O desemprego caiu em Mato Grosso no segundo trimestre de 2026, enquanto a renda média dos trabalhadores cresceu 10% em um ano. O estado registrou taxa de desocupação de 2,2%, a segunda menor do país, atrás apenas de Santa Catarina, com 2,1%.
Entre abril e junho, 46 mil pessoas estavam desempregadas em Mato Grosso. O número representa uma queda de 27,2% em relação ao trimestre anterior, com 17 mil pessoas a menos nessa situação. Na comparação com o mesmo período de 2025, não houve variação estatisticamente significativa.
Os dados fazem parte da Pesquisa Nacional por Amostra de Domicílios Contínua (PNAD Contínua), divulgada nesta sexta-feira (14) pelo Instituto Brasileiro de Geografia e Estatística (IBGE).
Mato Grosso encerrou o segundo trimestre com 3,08 milhões de pessoas em idade de trabalhar. Desse total, 2,07 milhões estavam ocupadas.
A taxa de desemprego de 2,2% ficou bem abaixo da média nacional, estimada em 5,4%. No Brasil, 5,86 milhões de pessoas estavam desempregadas no período.
Apenas Santa Catarina, com 2,1%, teve taxa menor que Mato Grosso. Na sequência aparecem Espírito Santo, com 2,3%, e Rondônia, com 2,6%. As maiores taxas foram registradas no Amapá (9,8%), Bahia (9,1%), Pernambuco (8,3%) e Piauí (8,3%).
Ao mesmo tempo em que o desemprego recuou, o rendimento médio real habitual de todos os trabalhos chegou a R$ 4.137 em Mato Grosso. O valor representa um aumento de 10% em relação ao segundo trimestre de 2025.
No setor privado, o número de trabalhadores com carteira assinada foi estimado em 884 mil, alta de 5,1% em relação ao primeiro trimestre. Na comparação com o mesmo período do ano passado, o número permaneceu estável.
Já os empregados sem carteira assinada somavam 250 mil. Esse grupo cresceu 15,1% em relação ao trimestre anterior, o equivalente a mais 33 mil trabalhadores. Na comparação anual, não houve variação estatisticamente significativa.
Entre as atividades pesquisadas, o grupo que reúne Administração Pública, Defesa, Educação e Saúde tinha 354 mil pessoas ocupadas em Mato Grosso. O contingente cresceu 13,4% em relação ao trimestre anterior e 12,7% na comparação com o segundo trimestre de 2025.
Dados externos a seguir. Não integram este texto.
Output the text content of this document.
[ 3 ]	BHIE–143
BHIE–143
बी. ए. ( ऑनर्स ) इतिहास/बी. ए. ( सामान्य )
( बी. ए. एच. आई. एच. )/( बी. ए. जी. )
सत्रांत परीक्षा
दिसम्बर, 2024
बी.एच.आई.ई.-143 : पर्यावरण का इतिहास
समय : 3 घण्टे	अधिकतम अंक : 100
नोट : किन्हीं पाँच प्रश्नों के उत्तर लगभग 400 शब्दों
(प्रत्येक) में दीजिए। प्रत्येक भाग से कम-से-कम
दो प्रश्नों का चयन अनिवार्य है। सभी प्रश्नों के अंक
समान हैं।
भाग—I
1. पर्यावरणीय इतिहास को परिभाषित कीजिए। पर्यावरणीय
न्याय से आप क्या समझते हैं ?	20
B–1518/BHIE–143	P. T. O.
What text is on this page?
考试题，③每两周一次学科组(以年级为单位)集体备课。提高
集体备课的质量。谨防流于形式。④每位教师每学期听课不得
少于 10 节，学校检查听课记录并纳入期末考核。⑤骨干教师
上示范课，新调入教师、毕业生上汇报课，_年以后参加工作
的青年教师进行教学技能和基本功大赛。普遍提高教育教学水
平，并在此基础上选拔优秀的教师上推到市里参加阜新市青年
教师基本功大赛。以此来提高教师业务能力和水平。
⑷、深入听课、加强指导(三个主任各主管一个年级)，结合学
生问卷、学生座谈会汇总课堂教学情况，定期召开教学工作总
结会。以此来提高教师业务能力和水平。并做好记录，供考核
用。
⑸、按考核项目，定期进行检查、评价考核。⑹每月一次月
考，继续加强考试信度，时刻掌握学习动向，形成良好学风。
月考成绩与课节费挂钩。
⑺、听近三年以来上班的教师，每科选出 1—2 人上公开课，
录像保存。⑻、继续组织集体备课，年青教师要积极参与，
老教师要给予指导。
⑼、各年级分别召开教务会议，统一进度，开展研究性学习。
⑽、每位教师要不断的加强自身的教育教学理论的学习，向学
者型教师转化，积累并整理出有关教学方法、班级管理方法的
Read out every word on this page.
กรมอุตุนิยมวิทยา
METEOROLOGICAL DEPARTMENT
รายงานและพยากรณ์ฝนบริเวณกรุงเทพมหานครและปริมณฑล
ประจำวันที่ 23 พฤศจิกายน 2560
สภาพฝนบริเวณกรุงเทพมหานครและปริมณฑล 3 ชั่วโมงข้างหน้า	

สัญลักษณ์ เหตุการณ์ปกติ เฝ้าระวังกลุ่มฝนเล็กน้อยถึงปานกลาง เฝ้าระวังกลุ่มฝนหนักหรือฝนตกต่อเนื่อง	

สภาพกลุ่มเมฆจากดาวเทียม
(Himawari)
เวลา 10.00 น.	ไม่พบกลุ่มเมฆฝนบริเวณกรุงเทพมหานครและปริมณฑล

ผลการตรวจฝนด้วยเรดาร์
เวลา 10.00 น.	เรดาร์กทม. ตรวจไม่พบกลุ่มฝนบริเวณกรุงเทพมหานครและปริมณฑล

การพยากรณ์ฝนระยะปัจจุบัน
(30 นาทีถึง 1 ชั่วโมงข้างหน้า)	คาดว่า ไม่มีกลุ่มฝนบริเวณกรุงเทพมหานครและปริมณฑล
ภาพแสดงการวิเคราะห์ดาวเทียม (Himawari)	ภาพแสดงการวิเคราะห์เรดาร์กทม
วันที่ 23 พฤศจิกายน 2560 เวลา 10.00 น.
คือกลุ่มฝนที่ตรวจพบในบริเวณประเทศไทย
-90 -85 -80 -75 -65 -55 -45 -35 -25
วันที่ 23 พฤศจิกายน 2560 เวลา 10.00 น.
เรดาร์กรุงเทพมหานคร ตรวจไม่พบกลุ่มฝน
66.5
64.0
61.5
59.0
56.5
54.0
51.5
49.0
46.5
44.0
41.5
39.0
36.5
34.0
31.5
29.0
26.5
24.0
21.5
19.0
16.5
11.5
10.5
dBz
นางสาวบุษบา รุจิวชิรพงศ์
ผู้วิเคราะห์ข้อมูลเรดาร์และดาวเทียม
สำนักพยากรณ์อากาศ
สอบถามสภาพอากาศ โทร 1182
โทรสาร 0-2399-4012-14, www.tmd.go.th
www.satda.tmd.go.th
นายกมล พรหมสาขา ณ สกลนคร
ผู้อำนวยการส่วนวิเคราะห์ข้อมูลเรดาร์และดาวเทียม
Na Agricultura, Pecuária, Produção Florestal, Pesca e Aquicultura, eram 268 mil trabalhadores. A Indústria Geral empregava 186 mil pessoas. Nos dois segmentos, não houve variação estatisticamente significativa em relação ao trimestre anterior ou ao mesmo período de 2025.
O Comércio e a Reparação de Veículos Automotores e Motocicletas concentravam 436 mil trabalhadores, enquanto a Construção empregava 181 mil. Os dois grupos também permaneceram estáveis nas comparações trimestral e anual.
A taxa de informalidade ficou em 34,1% no segundo trimestre, o equivalente a 708 mil trabalhadores informais em Mato Grosso. O resultado coloca o estado com a sétima menor taxa de informalidade do Brasil.
No Centro-Oeste, o Distrito Federal apresentou a menor taxa, de 28,7%, seguido por Mato Grosso do Sul, com 29,2%. Mato Grosso ficou em terceiro, à frente de Goiás, que registrou 36,1%.
A PNAD Contínua também estimou em 962 mil o número de pessoas fora da força de trabalho em Mato Grosso. O contingente aumentou 6,5%, ou 58 mil pessoas, em relação ao segundo trimestre de 2025. Entre elas, 14 mil eram consideradas desalentadas, ou seja, gostariam de trabalhar e estavam disponíveis, mas não procuraram emprego por acreditarem que não conseguiriam uma vaga.